Title I—Voting Rights
  • Barred unequal application of voter registration requirements, but did not abolish literacy tests sometimes used to disqualify African Americans and poor white voters. 
Title II—Public Accommodations
  • Outlawed discrimination in hotels, motels, restaurants, theaters, and all other public accommodations engaged in interstate commerce; exempted private clubs without defining "private," thereby allowing a loophole. 
Title III—Desegregation of Public Facilities
  • Permitted Justice Department suits to secure desegregation of certain public facilities.
Title IV—Desegregation of Public Education
  • Encouraged the desegregation of public schools and authorized the U. S. Attorney General to file suits to force desegregation, but did not authorize busing as a means to overcome segregation based on residence.
Title V—Civil Rights Commission
  • Addressed procedures for the Commission, broadened its duties, and extended its life through January 1968.
Title VI—Nondiscrimination in Federally Assisted Programs
  • Authorized but did not require withdrawal of federal funds from programs which practiced discrimination. 
Title VII—Equal Employment Opportunity
  • Outlawed discrimination in employment in any business exceeding twenty five people and creates an Equal Employment Opportunities Commission to review complaints, although it lacked meaningful enforcement powers.
Title VIII—Registration and Voting Statistics
  • Directed the Census Bureau to collect registration and voting statistics based on race, color and national origin but provided that individuals could not be compelled to disclose such information.

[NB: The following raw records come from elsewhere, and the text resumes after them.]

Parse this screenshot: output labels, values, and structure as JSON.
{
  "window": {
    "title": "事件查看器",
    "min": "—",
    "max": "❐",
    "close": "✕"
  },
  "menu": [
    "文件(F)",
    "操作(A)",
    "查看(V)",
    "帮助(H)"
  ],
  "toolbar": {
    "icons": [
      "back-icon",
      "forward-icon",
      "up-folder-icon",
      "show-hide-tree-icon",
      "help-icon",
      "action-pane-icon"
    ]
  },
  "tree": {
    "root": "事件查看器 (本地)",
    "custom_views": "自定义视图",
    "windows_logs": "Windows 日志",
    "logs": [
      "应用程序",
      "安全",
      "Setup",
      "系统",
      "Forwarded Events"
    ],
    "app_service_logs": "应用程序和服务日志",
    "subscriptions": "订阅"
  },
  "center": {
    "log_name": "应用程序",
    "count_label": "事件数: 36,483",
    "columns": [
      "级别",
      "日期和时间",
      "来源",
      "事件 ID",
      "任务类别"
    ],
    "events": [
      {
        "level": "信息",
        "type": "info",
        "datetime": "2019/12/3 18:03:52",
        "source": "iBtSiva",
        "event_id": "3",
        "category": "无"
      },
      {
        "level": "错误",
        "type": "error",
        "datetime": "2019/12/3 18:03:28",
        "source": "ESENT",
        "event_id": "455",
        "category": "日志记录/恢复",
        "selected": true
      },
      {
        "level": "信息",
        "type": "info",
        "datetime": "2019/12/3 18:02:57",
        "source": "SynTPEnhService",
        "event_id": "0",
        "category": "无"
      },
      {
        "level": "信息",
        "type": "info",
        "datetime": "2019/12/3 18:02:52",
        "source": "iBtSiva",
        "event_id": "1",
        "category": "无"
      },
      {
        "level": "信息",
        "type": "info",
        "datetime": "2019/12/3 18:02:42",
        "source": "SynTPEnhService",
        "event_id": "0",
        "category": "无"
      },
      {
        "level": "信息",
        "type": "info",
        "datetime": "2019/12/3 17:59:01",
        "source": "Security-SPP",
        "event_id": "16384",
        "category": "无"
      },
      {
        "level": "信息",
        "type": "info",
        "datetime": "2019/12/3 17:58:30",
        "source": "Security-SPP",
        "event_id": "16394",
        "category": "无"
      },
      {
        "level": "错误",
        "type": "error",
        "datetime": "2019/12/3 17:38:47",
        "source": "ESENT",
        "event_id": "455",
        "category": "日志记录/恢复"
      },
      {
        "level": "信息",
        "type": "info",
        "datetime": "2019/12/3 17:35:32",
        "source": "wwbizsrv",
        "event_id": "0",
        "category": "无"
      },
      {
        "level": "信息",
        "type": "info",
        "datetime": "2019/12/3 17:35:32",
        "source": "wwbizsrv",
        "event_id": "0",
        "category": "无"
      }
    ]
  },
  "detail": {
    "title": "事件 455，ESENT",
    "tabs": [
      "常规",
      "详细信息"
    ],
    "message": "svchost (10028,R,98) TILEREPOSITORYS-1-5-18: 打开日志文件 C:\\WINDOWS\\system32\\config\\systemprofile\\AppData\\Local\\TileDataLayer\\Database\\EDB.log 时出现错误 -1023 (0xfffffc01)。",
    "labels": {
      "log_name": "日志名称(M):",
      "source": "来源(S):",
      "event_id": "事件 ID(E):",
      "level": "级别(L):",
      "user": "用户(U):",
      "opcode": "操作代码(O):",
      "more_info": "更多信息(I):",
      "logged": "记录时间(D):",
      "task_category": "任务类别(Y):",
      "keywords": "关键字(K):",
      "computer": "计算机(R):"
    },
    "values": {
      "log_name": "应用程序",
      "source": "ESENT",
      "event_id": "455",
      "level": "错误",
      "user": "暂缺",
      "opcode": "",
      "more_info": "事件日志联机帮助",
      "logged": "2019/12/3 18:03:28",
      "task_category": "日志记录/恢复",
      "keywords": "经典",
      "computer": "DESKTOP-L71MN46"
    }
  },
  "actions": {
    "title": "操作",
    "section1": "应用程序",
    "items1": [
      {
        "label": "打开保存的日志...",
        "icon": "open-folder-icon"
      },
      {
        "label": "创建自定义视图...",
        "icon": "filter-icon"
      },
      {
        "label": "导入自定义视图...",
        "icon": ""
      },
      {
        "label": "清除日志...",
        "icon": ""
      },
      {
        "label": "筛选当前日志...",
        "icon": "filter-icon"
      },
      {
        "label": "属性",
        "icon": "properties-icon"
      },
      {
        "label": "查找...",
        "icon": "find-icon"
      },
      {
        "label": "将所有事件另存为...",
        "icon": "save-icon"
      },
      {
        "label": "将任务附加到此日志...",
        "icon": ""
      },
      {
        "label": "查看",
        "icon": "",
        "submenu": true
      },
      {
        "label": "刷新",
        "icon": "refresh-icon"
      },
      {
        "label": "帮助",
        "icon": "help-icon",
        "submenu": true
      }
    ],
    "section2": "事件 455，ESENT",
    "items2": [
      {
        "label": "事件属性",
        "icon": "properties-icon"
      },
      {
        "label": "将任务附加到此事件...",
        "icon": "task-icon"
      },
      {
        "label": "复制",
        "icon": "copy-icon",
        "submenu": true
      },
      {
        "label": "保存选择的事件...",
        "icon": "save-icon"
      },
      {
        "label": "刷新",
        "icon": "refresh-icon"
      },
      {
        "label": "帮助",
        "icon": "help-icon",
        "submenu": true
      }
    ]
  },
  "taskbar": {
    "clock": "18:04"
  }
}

Title IX—Intervention and Removal of Cases
  • Made reviewable in high federal courts the action of federal district courts in remanding a civil rights case to state court and authorized the Attorney General to intervene in certain private suits.
Title X—Community Relations Service
  • Created the Service to aid communities in resolving disputes relating to discriminatory practices based on race, color, or national origin.